The incredible amounts of information we are now producing are largely due to millions of people uploading videos to YouTube, sending messages, posting to blogs and websites, and engaging in social networks. The electrical revolution that brought us radio and television taught us how to sit comfortably and receive information passively. The digital revolution that has risen dramatically within only a couple of decades is urging us to immerse ourselves in its flow. We surf the Internet, view and send images to our friends, watch a stream of videos, make our own videos, upload our music experiments, etc. The list of ways to participate is growing each day. Rather than being at the mercy of information, as the old model would have us do, we should turn this relationship around and use the medium for creating and developing our own forms of expression, communication, and voice. We have the opportunity to participate and engage with our sense of cultural reality. We should be searching for information that empowers us, reaching out for like-minded individuals and groups, organizing ourselves and strengthening our sense of self and our values. And then, of course, going out and meeting with our new connections and community (if possible) — or at least going for walks into Nature to ponder on our new creative thoughts.

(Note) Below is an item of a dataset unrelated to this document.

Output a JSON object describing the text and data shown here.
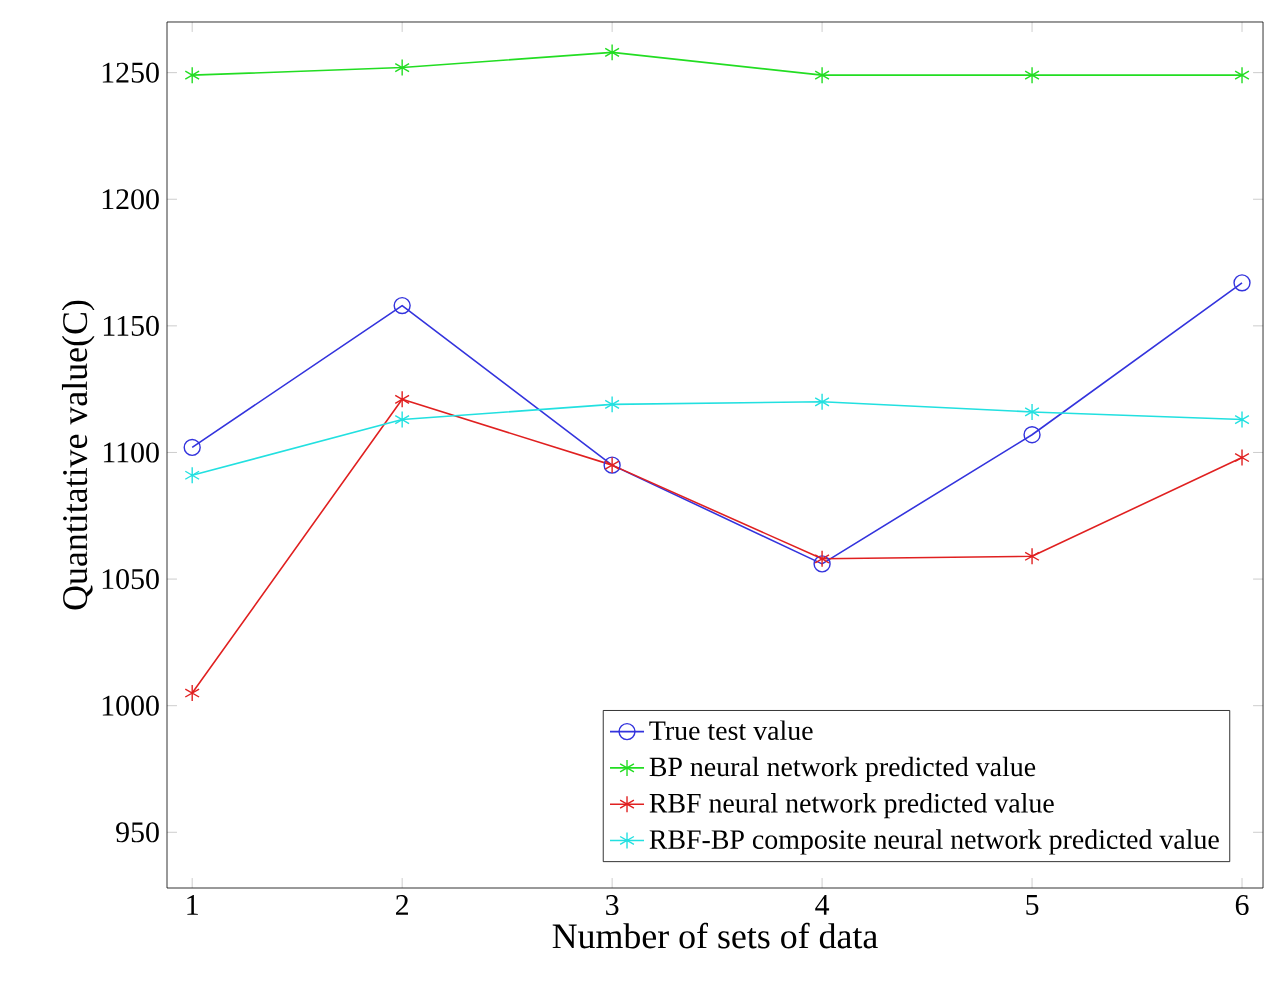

Human consciousness, our thoughts and state of mind, are entangled with our lives; we can project our conscious thinking, like a laser beam, into the world. We each have the capacity to be aware of the impacts we absorb, consider them, and feel a response rather than give an automatic reaction. By remaining passive and dulled we add nothing to our environment. Yet exciting, vibrant, determined attitudes and energy enlivens the sense of our immediate reality.
To make a lasting change in the years ahead many of us will need to awaken from our passive slumber and grab hold of reality, reaching out to our world, recognizing our creative immersion, and engaging energetically with our lives. We can join the global conversation.